Insgesamt waren es schon zwei harte Jahre. Ich habe immer versucht neben dem Lernen auch einen Ausgleich durch Hobbys zu schaffen. Sonst hält man das vermutlich auch nicht durch (Hier Respekt an Attilla, ich wäre an seiner Stelle vermutlich früher oder später durchgedreht). Für mich war der Weg richtig, auch wenn ich rückwirkend ein, zwei kleine Änderungen gemacht hätte. Eine ganz grundsätzliche Frage, die natürlich jeder für sich selbst entscheiden muss, ist die Wahl zwischen Fern- und Präsenzkurs. Freiheit und Flexibilität stehen einem geregelten Rahmen und Kontakten zu anderen Mitstreitern gegenüber. Ich habe mich ja bei einigen verschieden Anbietern vorbereitet und würde sagen, dass sich die großen Anbieter vermutlich nicht viel schenken. Das war für mich auch perfekt, da doch jeder Anbieter einen leicht anderen Stil hat. Aber ich würde euch empfehlen darauf zu achten, dass sich die Kurse zeitlich nicht (zu sehr) überschneiden, sonst reicht die Zeit nicht mehr aus um diese voll zu nutzen.

Ich hoffe ich konnte euch mit meinem Bericht bei eurer Entscheidung etwas weiterhelfen. Wenn noch jemand Fragen hat beantworte ich diese natürlich auch gerne!
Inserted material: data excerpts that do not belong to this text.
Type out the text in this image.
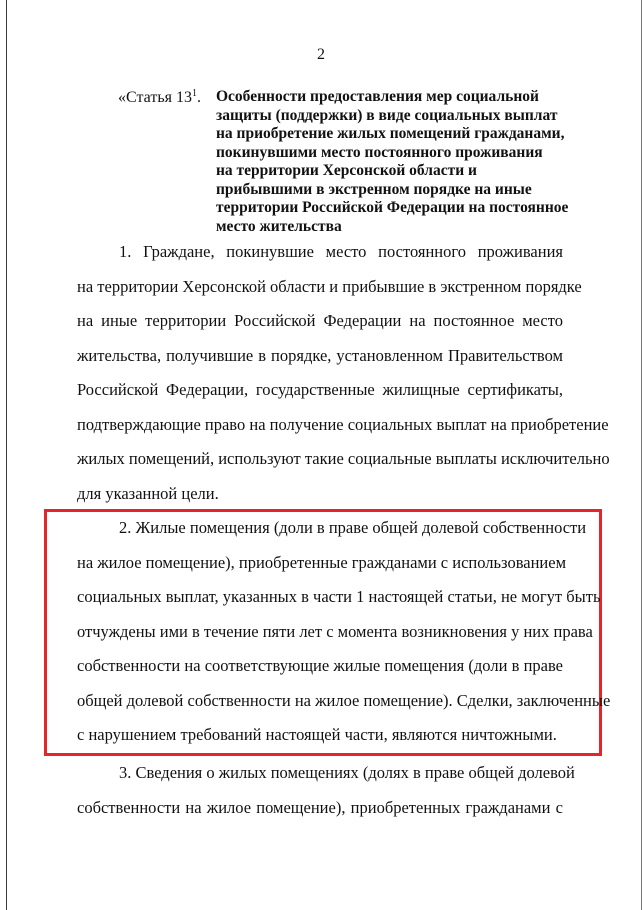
2
«Статья $13^1$. Особенности предоставления мер социальной
защиты (поддержки) в виде социальных выплат
на приобретение жилых помещений гражданами,
покинувшими место постоянного проживания
на территории Херсонской области и
прибывшими в экстренном порядке на иные
территории Российской Федерации на постоянное
место жительства
1. Граждане, покинувшие место постоянного проживания
на территории Херсонской области и прибывшие в экстренном порядке
на иные территории Российской Федерации на постоянное место
жительства, получившие в порядке, установленном Правительством
Российской Федерации, государственные жилищные сертификаты,
подтверждающие право на получение социальных выплат на приобретение
жилых помещений, используют такие социальные выплаты исключительно
для указанной цели.
2. Жилые помещения (доли в праве общей долевой собственности
на жилое помещение), приобретенные гражданами с использованием
социальных выплат, указанных в части 1 настоящей статьи, не могут быть
отчуждены ими в течение пяти лет с момента возникновения у них права
собственности на соответствующие жилые помещения (доли в праве
общей долевой собственности на жилое помещение). Сделки, заключенные
с нарушением требований настоящей части, являются ничтожными.
3. Сведения о жилых помещениях (долях в праве общей долевой
собственности на жилое помещение), приобретенных гражданами с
Liebe Grüße und euch allen viel Erfolg,

Gugel

2 Kommentare

  1. Hallo Gugel,
    danke für diesen Umfangreichen Einblick.
    Es ist unglaublich, wie viele Klausurenkurse du gemacht hast!
    Wieviel Klausuren hast du insgesamt geschrieben?
    Also zusammengefasst: Haas Fernkurs und alle möglichen Klausurenkurse 😉
    Bei Knoll sind es im Klausurenfernkurs 27 Klausuren und die müssen auch innerhalb von 2 Wochen eingereicht werden. Wieviel sind es bei Neufang? Was war für deine Echtprüfung besser, Neufang oder Knoll oder Kammer Stuttgart oder die Mischung aus allen?
    Das kann ja was werden ..
    LG Paula

    1. Hallo Paula,
      es freut mich dass du meinen Bericht gelesen hast.
      Ich kann es ehrlich gesagt gar nicht so genau sagen. Beim Neufang Klausurenfernkurs sind es 21 Klausuren. Anfangs bekommt man alle 2 Wochen eine mit 2 Wochen Abgabefrist, gegen Ende dann immer 3 (also quasi ein Examen). Aus dem Haas-Fernkurs habe ich kaum welche gemacht, bei der Kammer waren es 2×3 und bei Neufang in Präsenz 2×6. Dazu noch die 5×5 2h-Klausuren beim Knoll Examenskurs. Also an sich waren es gar nicht so viele wie es klingt.
      Für mich war es eben wichtig, möglichst oft unter Realbedingungen Klausuren zu schreiben um auch Routine mit den Störungen und Abläufen zu bekommen.
      Ich persönlich fand die Mischung gut, gerade aus Neufang und Knoll. Ich würde rückblickend wieder eine bunte Mischung wählen, da jeder Klausurensteller andere Formulierungen und Schwerpunkte hat.
      Kopf hoch, das schaffst du! Es wird zwar garantiert auch Tage geben, an denen zu total verzweifelt in der Ecke sitzt, aber wenn man es will ist es absolut machbar.